My breath just needs to hold out through one more flight of stairs. It's better if I don't breathe, honestly, or I might hyperventilate. I can't do that, not on these stairs, not if I can be found, not looking like this. Not unless I want to be skewered calamari for a midnight snack.
It isn't until my door shuts behind me that I gulp the air like a fish out of water. Fitting.
No matter how many times I do this, coming home always feels the same, like my lungs might explode.
The first time, I had just watched a few too many episodes of Mythbusters and, insomnia-drunk, tried out lockpicking on our back door. That night I discovered what our front yard looked like at night, and that I was a terrible lockpick.

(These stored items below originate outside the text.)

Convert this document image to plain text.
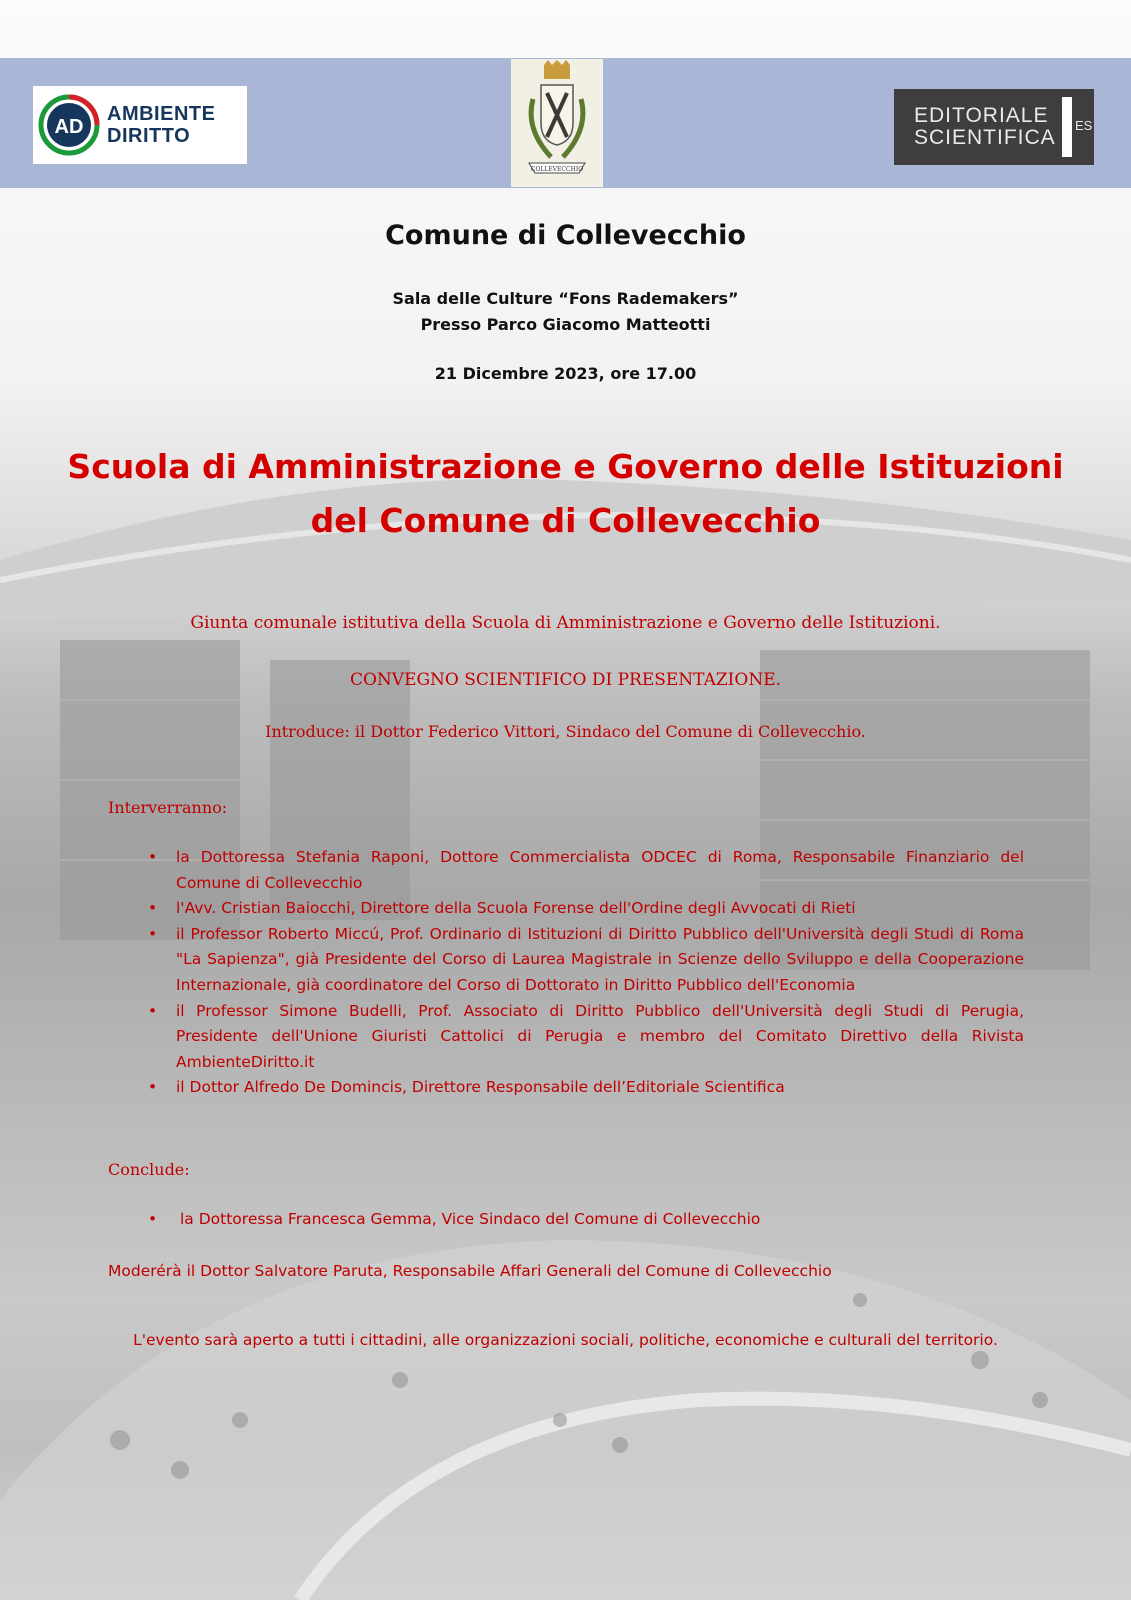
AD
AMBIENTE
DIRITTO
COLLEVECCHIO
EDITORIALE
SCIENTIFICA
ES
Comune di Collevecchio
Sala delle Culture “Fons Rademakers”
Presso Parco Giacomo Matteotti
21 Dicembre 2023, ore 17.00
Scuola di Amministrazione e Governo delle Istituzioni
del Comune di Collevecchio
Giunta comunale istitutiva della Scuola di Amministrazione e Governo delle Istituzioni.
CONVEGNO SCIENTIFICO DI PRESENTAZIONE.
Introduce: il Dottor Federico Vittori, Sindaco del Comune di Collevecchio.
Interverranno:
• la Dottoressa Stefania Raponi, Dottore Commercialista ODCEC di Roma, Responsabile Finanziario del Comune di Collevecchio
• l'Avv. Cristian Baiocchi, Direttore della Scuola Forense dell'Ordine degli Avvocati di Rieti
• il Professor Roberto Miccú, Prof. Ordinario di Istituzioni di Diritto Pubblico dell'Università degli Studi di Roma "La Sapienza", già Presidente del Corso di Laurea Magistrale in Scienze dello Sviluppo e della Cooperazione Internazionale, già coordinatore del Corso di Dottorato in Diritto Pubblico dell'Economia
• il Professor Simone Budelli, Prof. Associato di Diritto Pubblico dell'Università degli Studi di Perugia, Presidente dell'Unione Giuristi Cattolici di Perugia e membro del Comitato Direttivo della Rivista AmbienteDiritto.it
• il Dottor Alfredo De Domincis, Direttore Responsabile dell’Editoriale Scientifica
Conclude:
• la Dottoressa Francesca Gemma, Vice Sindaco del Comune di Collevecchio
Moderérà il Dottor Salvatore Paruta, Responsabile Affari Generali del Comune di Collevecchio
L'evento sarà aperto a tutti i cittadini, alle organizzazioni sociali, politiche, economiche e culturali del territorio.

I only was out for a short half hour and did have to come up with an elaborate lie on why the back door lock was busted. By some miracle, I got away with it, though the tools I used did go missing. Every adventure after that, though?

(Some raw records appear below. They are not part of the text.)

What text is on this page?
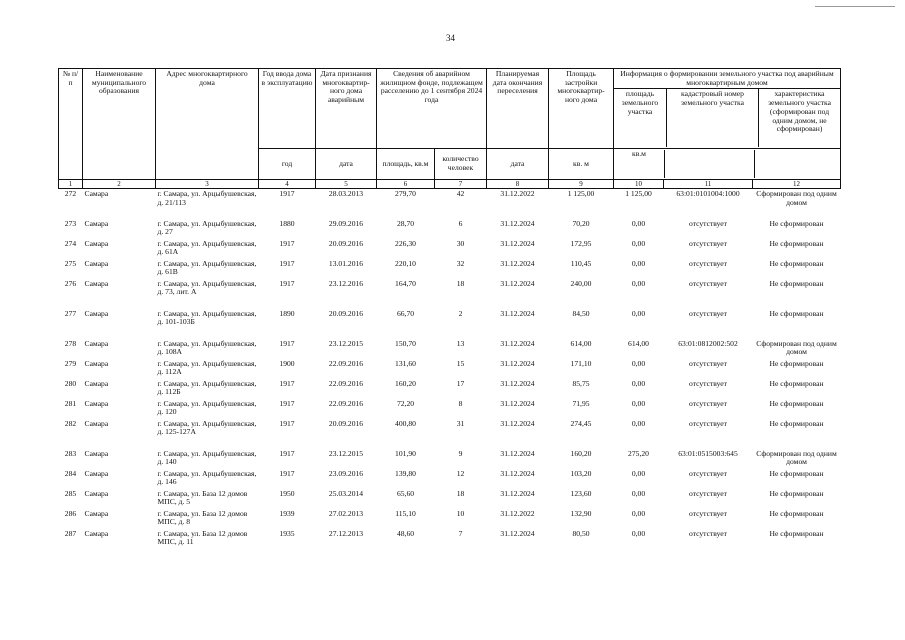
34
№ п/п	Наименование муниципального образования	Адрес многоквартирного дома	Год ввода дома в эксплуатацию	Дата признания многоквартир-ного дома аварийным	Сведения об аварийном жилищном фонде, подлежащем расселению до 1 сентября 2024 года		Планируемая дата окончания переселения	Площадь застройки многоквартир-ного дома	Информация о формировании земельного участка под аварийным многоквартирным домом
площадь земельного участка
кадастровый номер земельного участка
характеристика земельного участка (сформирован под одним домом, не сформирован)		

			год	дата	площадь, кв.м	количество человек	дата	кв. м	кв.м		

1	2	3	4	5	6	7	8	9	10	11	12
272	Самара	г. Самара, ул. Арцыбушевская, д. 21/113	1917	28.03.2013	279,70	42	31.12.2022	1 125,00	1 125,00	63:01:0101004:1000	Сформирован под одним домом
273	Самара	г. Самара, ул. Арцыбушевская, д. 27	1880	29.09.2016	28,70	6	31.12.2024	70,20	0,00	отсутствует	Не сформирован
274	Самара	г. Самара, ул. Арцыбушевская, д. 61А	1917	20.09.2016	226,30	30	31.12.2024	172,95	0,00	отсутствует	Не сформирован
275	Самара	г. Самара, ул. Арцыбушевская, д. 61В	1917	13.01.2016	220,10	32	31.12.2024	110,45	0,00	отсутствует	Не сформирован
276	Самара	г. Самара, ул. Арцыбушевская, д. 73, лит. А	1917	23.12.2016	164,70	18	31.12.2024	240,00	0,00	отсутствует	Не сформирован
277	Самара	г. Самара, ул. Арцыбушевская, д. 101-103Б	1890	20.09.2016	66,70	2	31.12.2024	84,50	0,00	отсутствует	Не сформирован
278	Самара	г. Самара, ул. Арцыбушевская, д. 108А	1917	23.12.2015	150,70	13	31.12.2024	614,00	614,00	63:01:0812002:502	Сформирован под одним домом
279	Самара	г. Самара, ул. Арцыбушевская, д. 112А	1900	22.09.2016	131,60	15	31.12.2024	171,10	0,00	отсутствует	Не сформирован
280	Самара	г. Самара, ул. Арцыбушевская, д. 112Б	1917	22.09.2016	160,20	17	31.12.2024	85,75	0,00	отсутствует	Не сформирован
281	Самара	г. Самара, ул. Арцыбушевская, д. 120	1917	22.09.2016	72,20	8	31.12.2024	71,95	0,00	отсутствует	Не сформирован
282	Самара	г. Самара, ул. Арцыбушевская, д. 125-127А	1917	20.09.2016	400,80	31	31.12.2024	274,45	0,00	отсутствует	Не сформирован
283	Самара	г. Самара, ул. Арцыбушевская, д. 140	1917	23.12.2015	101,90	9	31.12.2024	160,20	275,20	63:01:0515003:645	Сформирован под одним домом
284	Самара	г. Самара, ул. Арцыбушевская, д. 146	1917	23.09.2016	139,80	12	31.12.2024	103,20	0,00	отсутствует	Не сформирован
285	Самара	г. Самара, ул. База 12 домов МПС, д. 5	1950	25.03.2014	65,60	18	31.12.2024	123,60	0,00	отсутствует	Не сформирован
286	Самара	г. Самара, ул. База 12 домов МПС, д. 8	1939	27.02.2013	115,10	10	31.12.2022	132,90	0,00	отсутствует	Не сформирован
287	Самара	г. Самара, ул. База 12 домов МПС, д. 11	1935	27.12.2013	48,60	7	31.12.2024	80,50	0,00	отсутствует	Не сформирован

Playing the long game was easy. I found out where she hid the keys and waited for nights where Mom passed out enough that I thought I had a shot. Over 6 years, I've been to the beach 100 times.
Every risk is worth it.
Tonight, my lucky centennial adventure, I've even started to wonder if some sort of mythical sea god has been helping me get away with it. Njord would definitely be the type. While not as whimsical as Loki, he definitely would be compelled by the plight of people drawn to the sea. Or maybe a trickster hero, like Crow, the Prometheus of Aboriginal legend. He'd guide my moth-y soul to its watery flame.

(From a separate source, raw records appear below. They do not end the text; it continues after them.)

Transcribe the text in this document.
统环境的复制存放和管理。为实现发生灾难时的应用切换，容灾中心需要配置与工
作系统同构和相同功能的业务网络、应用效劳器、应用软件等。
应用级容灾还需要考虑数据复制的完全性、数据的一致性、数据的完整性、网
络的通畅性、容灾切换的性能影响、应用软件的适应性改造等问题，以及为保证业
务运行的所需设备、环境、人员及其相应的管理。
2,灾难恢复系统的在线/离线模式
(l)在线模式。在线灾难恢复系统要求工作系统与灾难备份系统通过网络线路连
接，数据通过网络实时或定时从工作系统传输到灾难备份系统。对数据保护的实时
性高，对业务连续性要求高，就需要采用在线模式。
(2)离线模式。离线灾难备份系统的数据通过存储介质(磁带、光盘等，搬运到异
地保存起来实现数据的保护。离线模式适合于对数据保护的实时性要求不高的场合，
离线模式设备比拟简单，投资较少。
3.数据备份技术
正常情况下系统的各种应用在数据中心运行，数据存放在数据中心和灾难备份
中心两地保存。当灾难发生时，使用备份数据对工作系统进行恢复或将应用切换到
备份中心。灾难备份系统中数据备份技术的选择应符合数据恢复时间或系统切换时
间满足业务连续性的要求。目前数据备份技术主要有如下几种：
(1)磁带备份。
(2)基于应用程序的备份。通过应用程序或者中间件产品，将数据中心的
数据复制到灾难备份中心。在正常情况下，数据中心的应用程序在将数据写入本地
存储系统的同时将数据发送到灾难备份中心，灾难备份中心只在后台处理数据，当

Thinking someone else agrees with my elaborate, forbidden beach outings make me feel saner about the whole situation.
While mythological theory helps settle the twitching in my fingers and I stop feeling like I'd suffocate, I also feel reality pressing its weight into my shoulders. Especially once I catch a glance of myself in the mirror.
When was the last time I saw myself?
Touching my gray eyes on the glass, I scan at my own, strange face. I wish I could go back to a time where I didn't need a mirror to see them.
But away from the sea, I have no space for nostalgia and grief and longing. I don't even have space for Astra.
It's time to put things back to status quo.
And as I stare in the mirror and feel the comfortable ache settle in, I watch my curls turn to straight locks; my gray eyes turn green. Even my skin, a hazelnut with rare dark freckles, disappears under a moonlight shade accessorized with thousands of brown stars. The muscle in my shoulders reallocates to my chest, the angles of my cheekbones get sharper, and my smile fades to an uneasy, acceptant deadpan.
I know it's not my body's fault, but now my clothes feel all wrong. They hang loose and awkward and I feel sick, wanting to strip them away. Worse, in the morning, I won't mind them on me. This thin, old sweatshirt from the Sydney opera house is actually one of my favorite things I own. It's just that seeing it on one version of me and then the other-
Shaking my head, I tell my brain to shut up. This is how things are. I focus in on my almond-shaped, garden-green eyes, my thin eyebrows, the crinkle in my left ear. They all make me look like Mom. That's a good thing. One look at me and anyone can tell that I'm hers. That's what family was like. Mom always said I looked better this way.
I force myself to smile, and my small, pink lips start to feel okay; feel like mine. It's like Mom's smiling at me.
There she is, the daughter I'm meant to be.
Now Kai, I lay my head down on my bed and pretend my thoughts aren't still filled with waves.